Last week I was invited to the launch part of ShirtSmart, a new service being launched by Barrington Ayre, a well-respect Cotswolds-based tailor who previously provided me with one of his beautiful pairs of tweed house-shoes. Aside from enjoying the surroundings of the Century Club on Shaftesbury avenue to which, alas, I no longer have access since they fell out with the Rushmore Group, it was fascinating to talk to Tom about his latest project, and what his plans are.

The service, which is now live, neatly appeals to men who wear shirts regularly and need a certain number a year, often ordering the same selection. It allows you to set up your basic order of 5, 12 or 25 shirts per year and then have them repeat for a monthly or annual fee. Perhaps more importantly, though, these will be custom-made, by hand, based on your individual measurements and with a wide array of options over collar, cuffs, fabrics and other options such as the button colour and even the colour of the buttonhole thread.

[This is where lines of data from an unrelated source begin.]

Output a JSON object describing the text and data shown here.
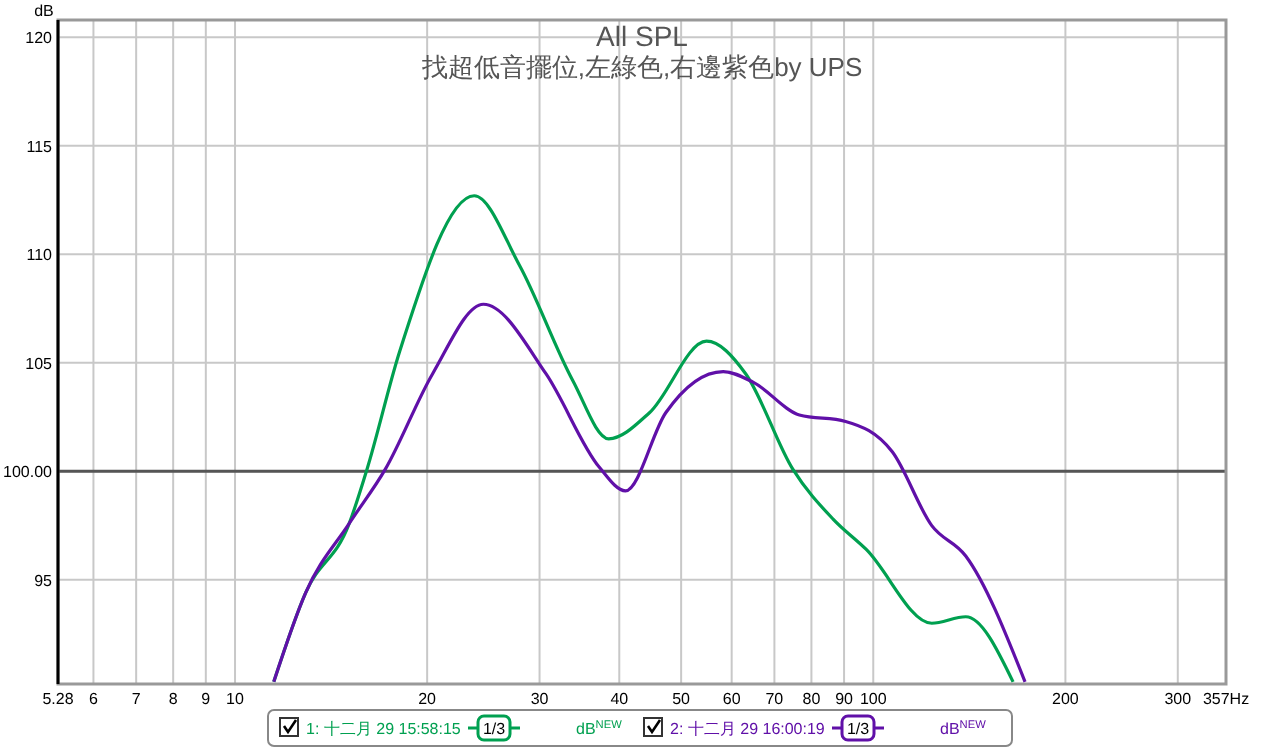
{
  "chart_data": {
    "type": "line",
    "title": "All SPL",
    "subtitle": "找超低音擺位,左綠色,右邊紫色by UPS",
    "ylabel": "dB",
    "xlim": [
      5.28,
      357
    ],
    "ylim": [
      90.2,
      120.8
    ],
    "log": "x",
    "grid": true,
    "legend": "bottom",
    "xticks": [
      {
        "value": 5.28,
        "label": "5.28"
      },
      6,
      7,
      8,
      9,
      10,
      20,
      30,
      40,
      50,
      60,
      70,
      80,
      90,
      100,
      200,
      300,
      {
        "value": 357,
        "label": "357Hz"
      }
    ],
    "yticks": [
      95,
      {
        "value": 100,
        "label": "100.00"
      },
      105,
      110,
      115,
      120
    ],
    "ref_lines": [
      {
        "axis": "y",
        "value": 100,
        "color": "#555555"
      }
    ],
    "annotations": [
      "1/3",
      "dB$^{NEW}$",
      "1/3",
      "dB$^{NEW}$"
    ],
    "series": [
      {
        "name": "1: 十二月 29 15:58:15",
        "color": "#00a050",
        "x": [
          11.5,
          12.9,
          15.1,
          16.1,
          18.1,
          23.7,
          27.9,
          33.8,
          38.5,
          44.6,
          54.8,
          63.1,
          74.8,
          86.5,
          97.5,
          123.5,
          139.6,
          165.6
        ],
        "values": [
          90.3,
          94.4,
          97.6,
          100.1,
          105.5,
          112.7,
          109.5,
          104.2,
          101.5,
          102.7,
          106.0,
          104.5,
          100.1,
          97.8,
          96.4,
          93.0,
          93.3,
          90.3
        ]
      },
      {
        "name": "2: 十二月 29 16:00:19",
        "color": "#6010a8",
        "x": [
          11.5,
          12.9,
          15.1,
          17.2,
          20.4,
          24.5,
          30.7,
          37.2,
          40.9,
          47.3,
          58.2,
          64.9,
          76.6,
          90.5,
          107.1,
          123.5,
          139.6,
          172.9
        ],
        "values": [
          90.3,
          94.4,
          97.6,
          100.1,
          104.5,
          107.7,
          104.5,
          100.2,
          99.1,
          102.7,
          104.6,
          104.1,
          102.6,
          102.3,
          100.9,
          97.5,
          96.1,
          90.3
        ]
      }
    ]
  }
}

As Tom says, it's very difficult with a shirt to get a good fit off the shelf, and inevitably you seem to end up compromising on something. The fact that so many retailers size purely by collar-size (which is pretty much non-negotiable - it has to be right) means that it's very easy to end up with sleeves too long or too short, especially if you want just the right amount of cuff to show under a suit, or a body that is big and billowy. Just having the basic measurements added can remove a lot of these issues and result in a far, far better shirt. In addition, it's always nice to be able to choose all the elements, since I seem to spend an unnecessary amount of time debating whether to buy the slim-fit shirt in the lovely fabric but the collar that's not quite as cutaway as I like, or the shirt with a fabric I didn't really want but the collar that I prefer. A service like ShirtSmart means you can get exactly what you want, and then continue getting it at regular intervals for as long as you need.

Of course, the measurements have to be right and it does rely to a large extent on your own measurements, although ShirtSmart do have their travelling 'shirtettes' who can take measurements when they're in your area. Either way, when the first shirt arrives you can make as many adjustments as you need and then have them applied to all future shirts, so in the end it shouldn't be hard to get a perfect fit.

From the samples at the event, the quality seemed excellent although I haven't yet had an opportunity to try it myself, and some of the customers were wearing other Barrington Ayre shirts which looked beautiful so he certainly has the skill and experience to make this work. Of course, it may not appeal to people who like popping into their shirtmaker a couple of times a year to be talked into some new fabric or to be remeasured to take account of any physical changes over the Christmas period, but it's clearly excellent for people who are increasingly used to being able to order online and still get top-quality service. It definitely has the potential to take a lot of the hassle out of maintaining a decent wardrobe of well-fitting shirts for wearing every day.